News
Jens Skou
Jun 05, 2018 | 10:33 / Interesting information
Read 4001 time (-s)

Skou was born in 1918, in an ancient Danish town of Lemvig in a rich family of forest and coal miners. He graduated from Copenhagen University in 1944 and there he defended his thesis in 1954. Since 1947 Skou worked at the University of Aarhus.

In the early 1950s, Skow studied the mechanism of action of anesthetics.
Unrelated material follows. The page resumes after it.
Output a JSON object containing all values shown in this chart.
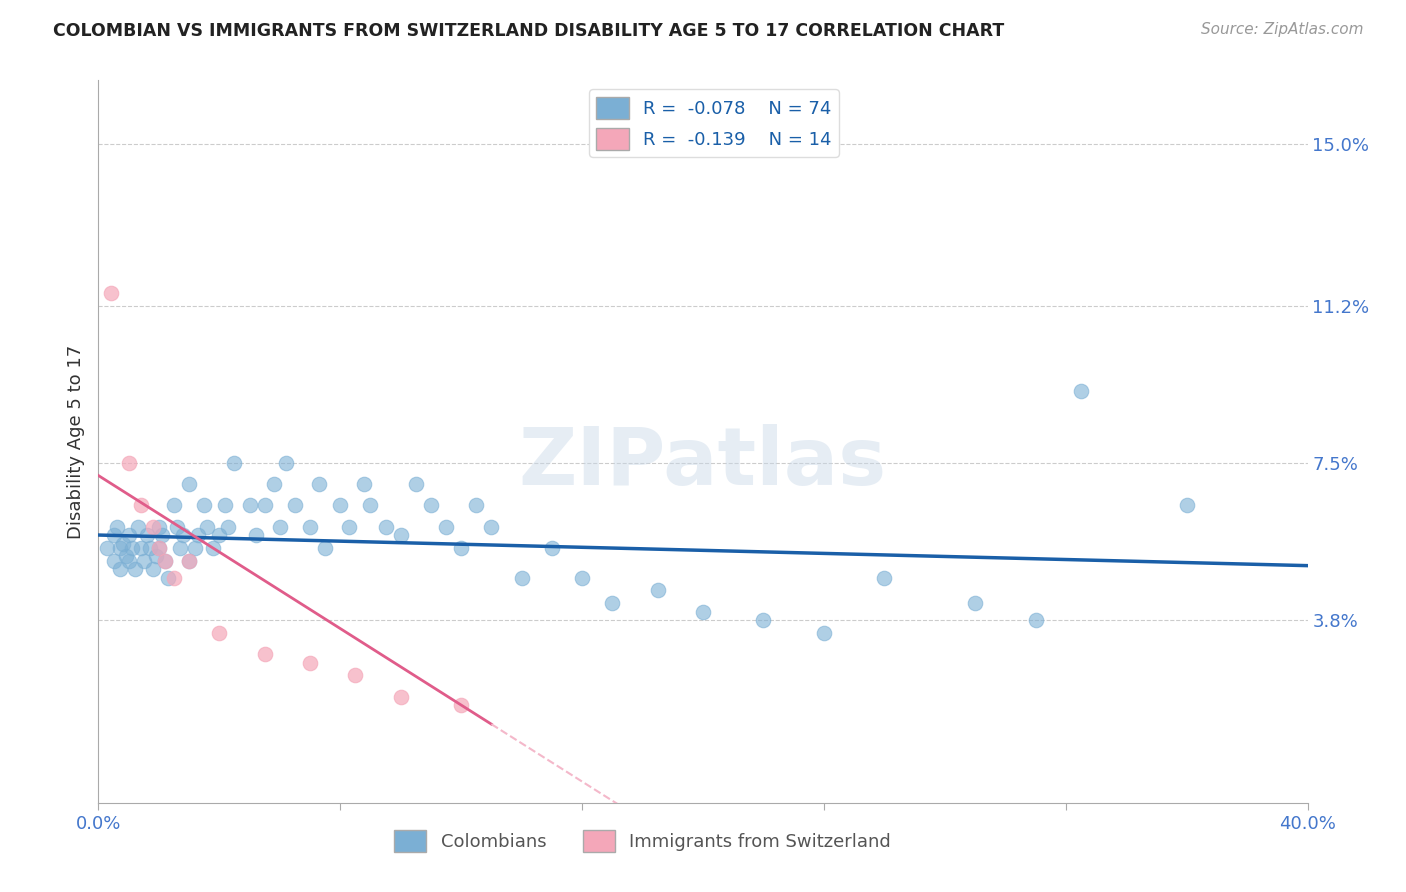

He found that the effect of anesthetic is due to his ability to dissolve in the lipid layer of the cell membrane and to overlap the sodium channels. Scowe suggested that the channel is a protein molecule and its blocking in neurons leads to the fact that nerve cells lose the ability to be excited, which leads to anesthesia. Skou also tried to isolate ATPhase from the crab nerve, but he did not succeed, and he continued other studies of anesthesia for a long time without realizing the enormous potential importance of this discovery. In 1958, at a conference in Vienna in the conversation with another researcher named Post, Skou learned about the finding of a cardiotoxic glycoside of uabain, an inhibitor of the sodium potassium pump. Using uabain, Skou quickly proved the connection between the enzyme ATPhase and the ion channel. 

Since 1988 he has been retired. In 1997, Skou received the Nobel Prize in Chemistry for the discovery of Na+ -K+ -ATPhase.